Le camarade accourt du parloir.

— Grande nouvelle ! me crie-t-il. Les Miromps de Rochebuque s’installent ici, à Aubenac.

— Qui donc ? dis-je surpris.

— Des parents à moi. Mathilde Miromps est la sœur de mon tuteur, Joachim de Los. Beaucoup plus jeune que son frère, d’ailleurs. Elle a épousé Miromps qui se fait appeler de Rochebuque et qui a des haras dans la région. Ils ont fait mettre à neuf un vieil hôtel de la rue Jaladis. Ils vont recevoir. Ils nous feront sortir, car j’ai parlé de toi à Mathilde.

— A ta tante ?

— En effet. Mais je l’appelle Mathilde. Nous avons été élevés ensemble. Je suis sûr qu’elle te plaira.
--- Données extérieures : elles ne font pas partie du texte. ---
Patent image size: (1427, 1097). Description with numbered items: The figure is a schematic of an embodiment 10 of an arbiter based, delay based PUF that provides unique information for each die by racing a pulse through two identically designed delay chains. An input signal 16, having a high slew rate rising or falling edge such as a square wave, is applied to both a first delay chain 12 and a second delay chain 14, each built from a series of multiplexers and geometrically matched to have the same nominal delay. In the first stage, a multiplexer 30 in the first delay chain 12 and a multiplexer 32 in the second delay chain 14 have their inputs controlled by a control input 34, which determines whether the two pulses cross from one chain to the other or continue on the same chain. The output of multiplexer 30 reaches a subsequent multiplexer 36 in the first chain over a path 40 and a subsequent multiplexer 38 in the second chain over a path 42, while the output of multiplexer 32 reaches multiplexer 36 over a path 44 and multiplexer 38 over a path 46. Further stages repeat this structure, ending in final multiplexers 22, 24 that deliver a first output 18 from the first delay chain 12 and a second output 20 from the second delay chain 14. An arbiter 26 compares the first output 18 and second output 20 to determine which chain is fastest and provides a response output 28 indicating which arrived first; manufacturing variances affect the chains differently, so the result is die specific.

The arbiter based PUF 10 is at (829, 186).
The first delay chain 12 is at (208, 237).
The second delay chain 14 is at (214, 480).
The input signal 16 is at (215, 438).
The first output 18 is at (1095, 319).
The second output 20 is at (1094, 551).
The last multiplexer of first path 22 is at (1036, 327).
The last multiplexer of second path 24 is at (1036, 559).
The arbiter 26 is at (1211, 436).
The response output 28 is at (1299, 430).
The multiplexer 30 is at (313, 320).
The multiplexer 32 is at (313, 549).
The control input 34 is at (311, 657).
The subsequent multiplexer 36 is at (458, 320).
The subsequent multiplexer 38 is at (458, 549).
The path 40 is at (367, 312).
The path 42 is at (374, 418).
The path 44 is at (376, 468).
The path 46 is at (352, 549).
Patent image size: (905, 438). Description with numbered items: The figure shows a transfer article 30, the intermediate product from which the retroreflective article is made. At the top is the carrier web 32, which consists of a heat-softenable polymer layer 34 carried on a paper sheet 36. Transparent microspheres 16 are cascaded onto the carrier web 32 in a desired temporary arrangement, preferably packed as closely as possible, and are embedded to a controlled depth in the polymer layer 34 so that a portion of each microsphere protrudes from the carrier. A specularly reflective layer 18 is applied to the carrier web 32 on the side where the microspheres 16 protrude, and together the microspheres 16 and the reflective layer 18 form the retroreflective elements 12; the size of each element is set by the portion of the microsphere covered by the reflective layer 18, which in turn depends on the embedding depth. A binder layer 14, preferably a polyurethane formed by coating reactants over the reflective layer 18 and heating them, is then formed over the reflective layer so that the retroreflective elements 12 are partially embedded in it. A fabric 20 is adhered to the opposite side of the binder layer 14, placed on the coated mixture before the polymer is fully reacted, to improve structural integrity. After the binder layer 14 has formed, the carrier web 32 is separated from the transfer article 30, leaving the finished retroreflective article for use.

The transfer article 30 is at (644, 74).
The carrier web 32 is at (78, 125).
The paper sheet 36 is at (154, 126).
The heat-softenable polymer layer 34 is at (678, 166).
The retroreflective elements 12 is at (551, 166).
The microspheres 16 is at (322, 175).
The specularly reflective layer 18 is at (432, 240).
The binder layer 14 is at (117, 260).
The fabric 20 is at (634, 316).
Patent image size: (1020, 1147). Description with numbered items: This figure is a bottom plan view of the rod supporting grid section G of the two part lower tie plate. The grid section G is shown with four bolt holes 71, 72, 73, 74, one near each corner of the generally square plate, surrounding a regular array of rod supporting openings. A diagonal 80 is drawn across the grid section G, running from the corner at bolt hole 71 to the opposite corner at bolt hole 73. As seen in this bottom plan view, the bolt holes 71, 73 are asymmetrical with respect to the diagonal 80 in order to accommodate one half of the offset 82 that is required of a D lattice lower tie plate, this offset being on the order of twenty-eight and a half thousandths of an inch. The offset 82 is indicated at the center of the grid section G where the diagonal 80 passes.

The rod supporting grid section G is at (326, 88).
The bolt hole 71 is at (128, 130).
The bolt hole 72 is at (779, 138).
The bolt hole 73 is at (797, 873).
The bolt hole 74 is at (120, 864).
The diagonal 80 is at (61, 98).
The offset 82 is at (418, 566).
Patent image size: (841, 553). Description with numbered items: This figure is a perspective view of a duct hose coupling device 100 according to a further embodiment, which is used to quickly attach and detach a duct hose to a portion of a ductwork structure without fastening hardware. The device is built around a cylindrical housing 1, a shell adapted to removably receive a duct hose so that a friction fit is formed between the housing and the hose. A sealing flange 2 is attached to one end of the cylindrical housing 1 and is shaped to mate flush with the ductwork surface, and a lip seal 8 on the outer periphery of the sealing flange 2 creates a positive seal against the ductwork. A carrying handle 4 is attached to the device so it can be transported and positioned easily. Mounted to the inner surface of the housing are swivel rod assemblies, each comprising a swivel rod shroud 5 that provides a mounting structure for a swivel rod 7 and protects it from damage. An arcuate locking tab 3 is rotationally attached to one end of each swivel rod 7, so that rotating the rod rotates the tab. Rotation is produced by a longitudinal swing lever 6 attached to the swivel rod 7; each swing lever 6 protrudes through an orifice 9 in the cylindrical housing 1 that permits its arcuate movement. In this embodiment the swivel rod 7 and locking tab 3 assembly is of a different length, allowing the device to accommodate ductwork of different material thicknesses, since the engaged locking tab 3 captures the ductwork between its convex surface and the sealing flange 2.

Si romanesque, cette pauvre Mathilde !

— Pauvre ! N’est-elle pas heureuse ?

Lortal éclate de rire.

— Heureuse ! Comment ne serait-elle pas heureuse ? Avec un pareil mari, l’illustre Miromps, le plus glorieux maquignon de France, Miromps qui fleure si délicatement l’écurie ! Joli ménage ! Mathilde, vingt-trois ans ! Miromps, cinquante-cinq et du poil gris dans les oreilles. Bien conservé, d’ailleurs !

— Mais comment l’a-t-elle épousé ?

— Bah ! Quien sabe ! comme disait Manuel Acevedo. Les femmes sont folles — ou trop sages — ce qui revient au même.

Je raconte à Lortal mon altercation avec Testard. Mais il n’y prête aucune attention. Il est fort excité. Pourtant c’est notre amitié qui est en danger ! Lortal est de bonne humeur. Il rit.

— Laisse faire cet imbécile ! Il ne peut rien contre nous. Occupe-toi d’avoir une autorisation de sortie. Un de ces jeudis, je t’emmène déjeuner rue Jaladis.

La cloche sonne. Nous regagnons l’étude. Testard surveille le défilé, puissant, l’œil torve.